16 4.2. Die Mitbeteiligten erstatteten eine Revisionsbeantwortung und beantragten die kostenpflichtige Zurück- bzw. Abweisung der Revision.
Der Verwaltungsgerichtshof hat in einem gemäß § 12 Abs. 2 VwGG gebildeten Senat erwogen:
17 5. Die Rechtslage stellt sich dar wie folgt:
18 5.1. Art. 20 der Richtlinie (EU) 2015/849 des Europäischen Parlaments und des Rates vom 20. Mai 2015 zur Verhinderung der Nutzung des Finanzsystems zum Zwecke der Geldwäsche und der Terrorismusfinanzierung, zur Änderung der Verordnung (EU) Nr. 648/2012 des Europäischen Parlaments und des Rates und zur Aufhebung der Richtlinie 2005/60/EG des Europäischen Parlaments und des Rates und der Richtlinie 2006/70/EG der Kommission lautet folgendermaßen:
„Artikel 20
Bei Transaktionen mit oder Geschäftsbeziehungen zu politisch exponierten Personen schreiben die Mitgliedstaaten den Verpflichteten zusätzlich zu den in Artikel 13 festgelegten Sorgfaltspflichten gegenüber Kunden vor, dass sie
a) über angemessene Risikomanagementsysteme, einschließlich risikobasierter Verfahren, verfügen, um feststellen zu können, ob es sich bei dem Kunden oder dem wirtschaftlichen Eigentümer des Kunden um eine politisch exponierte Person handelt,
b) im Falle von Geschäftsbeziehungen zu politisch exponierten Personen
i) die Zustimmung ihrer Führungsebene einholen, bevor sie Geschäftsbeziehungen zu diesen Personen aufnehmen oder fortführen,
ii) angemessene Maßnahmen ergreifen, um die Herkunft des Vermögens und der Gelder, die im Rahmen von Geschäftsbeziehungen oder Transaktionen mit diesen Personen eingesetzt werden, zu bestimmen,
iii) die Geschäftsbeziehung einer verstärkten fortlaufenden Überwachung unterziehen.“
19 5.2. § 11 Abs. 1 Finanzmarkt-Geldwäschegesetz (FM‑GwG), BGBl. I Nr. 118/2016, lautete in dieser im Tatzeitraum geltenden Fassung auszugsweise:
„Transaktionen und Geschäftsbeziehungen mit politisch exponierten Personen
§ 11. (1) Die Verpflichteten haben zusätzlich zu den in § 6 festgelegten Sorgfaltspflichten gegenüber Kunden
1. über angemessene Risikomanagementsysteme, einschließlich risikobasierter Verfahren, zu verfügen, um feststellen zu können, ob es sich bei dem Kunden, dem wirtschaftlichen Eigentümer des Kunden oder dem Treugeber des Kunden um eine politisch exponierte Person handelt und diese Verfahren vor Begründung der Geschäftsbeziehung sowie in angemessenen regelmäßigen Abständen während aufrechter Geschäftsbeziehung anzuwenden.

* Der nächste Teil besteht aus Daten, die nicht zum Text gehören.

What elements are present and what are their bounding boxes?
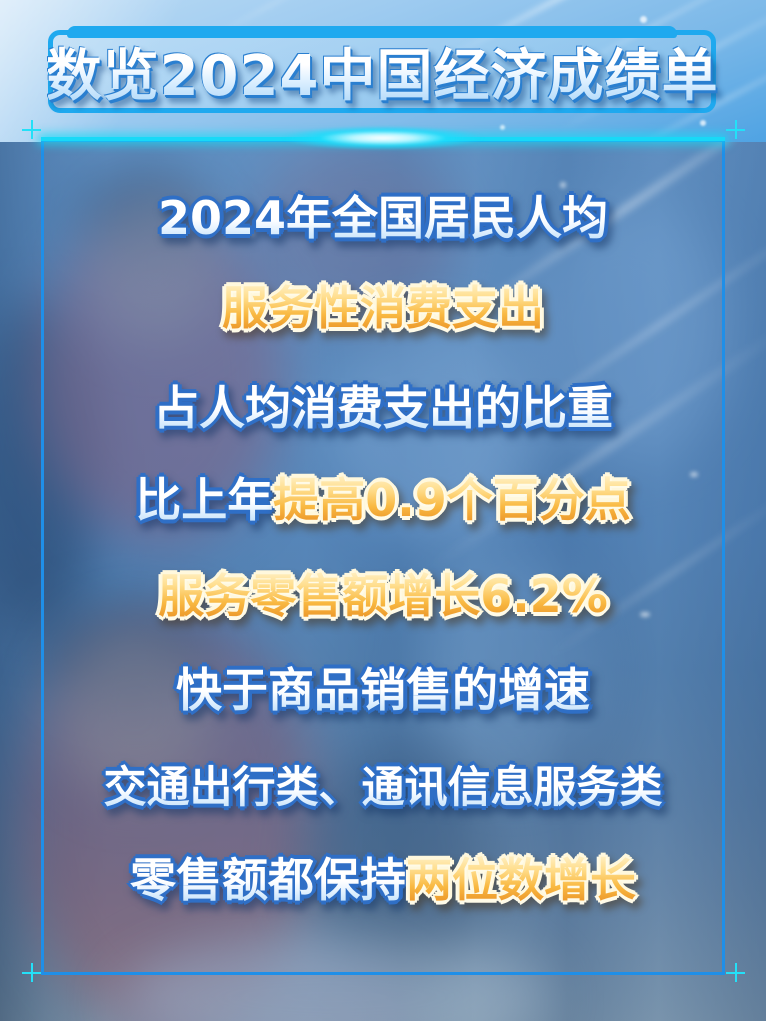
stat-segment-highlight: 提高0.9个百分点 xyxy=(273,473,631,527)
stat-segment: 交通出行类、通讯信息服务类 xyxy=(104,763,663,813)
stat-segment: 快于商品销售的增速 xyxy=(176,663,590,717)
header-sparkle xyxy=(700,120,706,126)
stat-segment: 2024年全国居民人均 xyxy=(158,191,608,245)
stat-segment: 比上年 xyxy=(135,473,273,527)
stat-line-2: 服务性消费支出 xyxy=(41,282,725,334)
stat-line-8: 零售额都保持两位数增长 xyxy=(41,854,725,906)
stat-line-6: 快于商品销售的增速 xyxy=(41,664,725,716)
header-sparkle xyxy=(500,125,505,130)
statistics-text-block: 2024年全国居民人均 服务性消费支出 占人均消费支出的比重 比上年提高0.9个… xyxy=(41,142,725,975)
header-sparkle xyxy=(640,16,647,23)
stat-line-5: 服务零售额增长6.2% xyxy=(41,570,725,622)
stat-segment: 零售额都保持 xyxy=(130,853,406,907)
page-title: 数览2024中国经济成绩单 xyxy=(48,30,716,113)
stat-line-7: 交通出行类、通讯信息服务类 xyxy=(41,762,725,814)
infographic-poster: 数览2024中国经济成绩单 xyxy=(0,0,766,1021)
stat-segment-highlight: 两位数增长 xyxy=(406,853,636,907)
stat-line-4: 比上年提高0.9个百分点 xyxy=(41,474,725,526)
stat-segment-highlight: 服务零售额增长6.2% xyxy=(158,569,608,623)
stat-segment: 占人均消费支出的比重 xyxy=(153,381,613,435)
stat-segment-highlight: 服务性消费支出 xyxy=(222,281,544,335)
stat-line-3: 占人均消费支出的比重 xyxy=(41,382,725,434)
stat-line-1: 2024年全国居民人均 xyxy=(41,192,725,244)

2. im Falle von Geschäftsbeziehungen zu politisch exponierten Personen
a) die Zustimmung ihrer Führungsebene einzuholen, bevor sie Geschäftsbeziehungen zu diesen Personen aufnehmen oder fortführen,
b) angemessene Maßnahmen zu ergreifen, um die Herkunft des Vermögens und der Gelder, die im Rahmen von Geschäftsbeziehungen oder Transaktionen mit diesen Personen eingesetzt werden, zu bestimmen und
c) die Geschäftsbeziehung einer verstärkten kontinuierlichen Überwachung zu unterziehen.
[...]“.
20 § 34 FM‑GwG in der Stammfassung BGBl. I Nr. 118/2016 lautete im Tatzeitraum auszugsweise:
„Strafbestimmungen und Veröffentlichungen
Pflichtverletzungen
§ 34. (1) Wer als Verantwortlicher (§ 9 VStG) eines Verpflichteten, die Pflichten gemäß
1. [...]
2. § 5 bis § 12 (Sorgfaltspflichten gegenüber Kunden) und der aufgrund von § 6 Abs. 4, § 8 Abs. 5 und § 9 Abs. 4 erlassenen Verordnungen der FMA,
[...]
verletzt, begeht eine Verwaltungsübertretung und ist von der FMA mit einer Geldstrafe bis zu 150 000 Euro zu bestrafen.“
21 § 35 FM‑GwG in der Stammfassung BGBl. I Nr. 118/2016 lautete im Tatzeitraum:
„Strafbarkeit von juristischen Personen
§ 35. (1) Die FMA kann Geldstrafen gegen juristische Personen verhängen, wenn eine Pflichtverletzung gemäß § 34 Abs. 1 bis 3 zu ihren Gunsten von einer Person begangen wurde, die allein oder als Teil eines Organs der juristischen Person gehandelt hat und die aufgrund einer der folgenden Befugnisse eine Führungsposition innerhalb der juristischen Person innehat:
1. Befugnis zur Vertretung der juristischen Person,
2. Befugnis, Entscheidungen im Namen der juristischen Person zu treffen oder
3. Kontrollbefugnis innerhalb der juristischen Person.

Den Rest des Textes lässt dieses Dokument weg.